To understand how this identity framework may be applied in the real-world, imagine a sponsoring bank with a senior Vice President who is in charge of agents who manage investments in the SDAO. The bank may provide the VP with an attestation that authorizes the VP to issue their own attestations to agents who in turn can provide attestations to individual stakeholders. Each entity has an identity on the Accumulate network that is capable of assigning and revoking authority to those who are lower on the identity hierarchy. The bank can revoke the VP’s authority just as the VP can revoke an agent’s authority, and an agent can remove a stakeholder’s authority if they lose accredited investor status.
Hierarchical key sets in Accumulate are also useful for managing high value tokens. Consider a non-fungible token (NFT) that represents a bundle of real-estate valued at $100 million.
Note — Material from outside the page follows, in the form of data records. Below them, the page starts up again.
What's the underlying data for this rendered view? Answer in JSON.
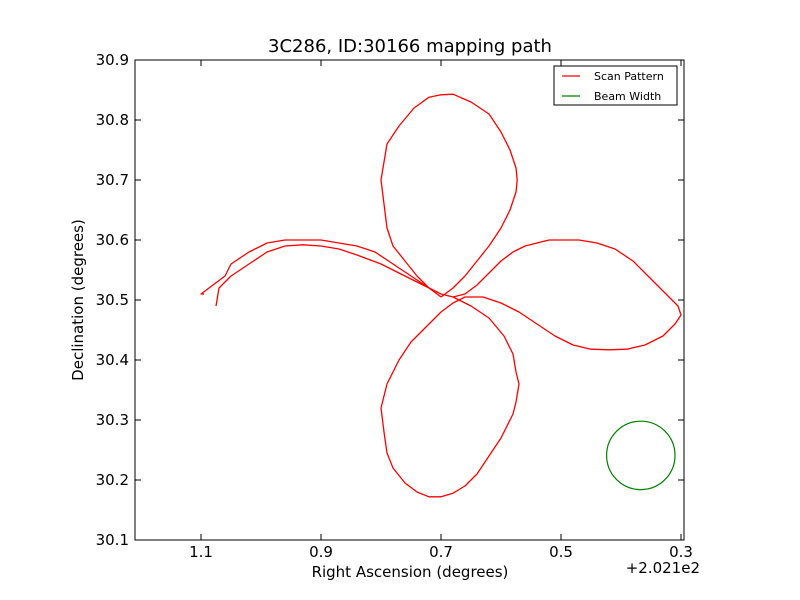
{
  "chart_data": {
    "type": "line",
    "title": "3C286, ID:30166 mapping path",
    "xlabel": "Right Ascension (degrees)",
    "ylabel": "Declination (degrees)",
    "x_offset_label": "+2.021e2",
    "xlim": [
      1.21,
      0.295
    ],
    "ylim": [
      30.1,
      30.9
    ],
    "x_inverted": true,
    "xticks": [
      1.1,
      0.9,
      0.7,
      0.5,
      0.3
    ],
    "xtick_labels": [
      "1.1",
      "0.9",
      "0.7",
      "0.5",
      "0.3"
    ],
    "yticks": [
      30.1,
      30.2,
      30.3,
      30.4,
      30.5,
      30.6,
      30.7,
      30.8,
      30.9
    ],
    "ytick_labels": [
      "30.1",
      "30.2",
      "30.3",
      "30.4",
      "30.5",
      "30.6",
      "30.7",
      "30.8",
      "30.9"
    ],
    "grid": false,
    "legend_position": "top-right",
    "series": [
      {
        "name": "Scan Pattern",
        "color": "#ff0000",
        "kind": "path",
        "x": [
          1.095,
          1.1,
          1.06,
          1.05,
          1.02,
          0.99,
          0.96,
          0.93,
          0.9,
          0.87,
          0.84,
          0.81,
          0.78,
          0.75,
          0.72,
          0.7,
          0.68,
          0.66,
          0.64,
          0.62,
          0.6,
          0.58,
          0.56,
          0.54,
          0.52,
          0.5,
          0.47,
          0.44,
          0.41,
          0.38,
          0.36,
          0.34,
          0.32,
          0.305,
          0.3,
          0.31,
          0.33,
          0.36,
          0.39,
          0.42,
          0.45,
          0.48,
          0.51,
          0.54,
          0.57,
          0.6,
          0.63,
          0.66,
          0.68,
          0.7,
          0.72,
          0.75,
          0.77,
          0.79,
          0.8,
          0.795,
          0.79,
          0.78,
          0.76,
          0.74,
          0.72,
          0.7,
          0.68,
          0.66,
          0.64,
          0.62,
          0.6,
          0.58,
          0.575,
          0.57,
          0.575,
          0.58,
          0.595,
          0.62,
          0.65,
          0.68,
          0.7,
          0.72,
          0.74,
          0.77,
          0.8,
          0.84,
          0.87,
          0.9,
          0.93,
          0.96,
          0.99,
          1.02,
          1.05,
          1.07,
          1.075
        ],
        "y": [
          30.51,
          30.51,
          30.54,
          30.56,
          30.58,
          30.595,
          30.6,
          30.6,
          30.6,
          30.595,
          30.59,
          30.58,
          30.56,
          30.54,
          30.52,
          30.51,
          30.505,
          30.51,
          30.525,
          30.545,
          30.565,
          30.58,
          30.59,
          30.595,
          30.6,
          30.6,
          30.6,
          30.595,
          30.585,
          30.565,
          30.545,
          30.525,
          30.505,
          30.49,
          30.475,
          30.46,
          30.44,
          30.425,
          30.418,
          30.417,
          30.418,
          30.425,
          30.44,
          30.46,
          30.48,
          30.495,
          30.505,
          30.505,
          30.495,
          30.48,
          30.46,
          30.43,
          30.4,
          30.36,
          30.32,
          30.28,
          30.245,
          30.22,
          30.195,
          30.18,
          30.172,
          30.172,
          30.178,
          30.19,
          30.21,
          30.24,
          30.27,
          30.31,
          30.33,
          30.36,
          30.38,
          30.41,
          30.44,
          30.47,
          30.49,
          30.505,
          30.51,
          30.52,
          30.53,
          30.545,
          30.56,
          30.575,
          30.585,
          30.59,
          30.592,
          30.59,
          30.58,
          30.56,
          30.54,
          30.52,
          30.49
        ]
      },
      {
        "name": "Beam Width",
        "color": "#008000",
        "kind": "circle",
        "center": [
          0.367,
          30.241
        ],
        "radius_deg": 0.057
      }
    ],
    "upper_lobe": {
      "x": [
        0.7,
        0.68,
        0.66,
        0.64,
        0.62,
        0.6,
        0.585,
        0.575,
        0.573,
        0.575,
        0.585,
        0.6,
        0.62,
        0.65,
        0.68,
        0.7,
        0.72,
        0.745,
        0.77,
        0.79,
        0.795,
        0.8,
        0.795,
        0.79,
        0.78,
        0.76,
        0.74,
        0.72,
        0.7
      ],
      "y": [
        30.505,
        30.52,
        30.54,
        30.565,
        30.59,
        30.62,
        30.65,
        30.68,
        30.7,
        30.72,
        30.75,
        30.78,
        30.81,
        30.83,
        30.843,
        30.842,
        30.838,
        30.82,
        30.79,
        30.76,
        30.73,
        30.7,
        30.66,
        30.62,
        30.59,
        30.565,
        30.54,
        30.52,
        30.505
      ]
    }
  }
}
In traditional blockchains, the loss or theft of a key can result in an irreversible loss of the NFT. Multisignature authorization (Multisig) can provide an additional layer of security at the cost of flexibility. For example, adding or selling a piece of real-estate might take days given time locks in the Multisig contract and delays in acquiring the threshold number of signatures. Accumulate allows administrative keys to be maintained in cold storage while enabling routine operations with lower priority keys.
Decentralized autonomous organizations are the natural byproduct of collective frustration with financial institutions by a decentralized collective of blockchain enthusiasts. Over time, however, DAOs began to associate with these same institutions by outsourcing certain operations, such as KYC/AML, to qualified organizations. With the implementation of an SDAO, stakeholders will be able to minimize their legal exposure, make better informed decisions, and participate in more complex financial activities while maintaining a high degree of autonomy. This type of organization is uniquely possible on the Accumulate network due to its powerful identity and key management capabilities.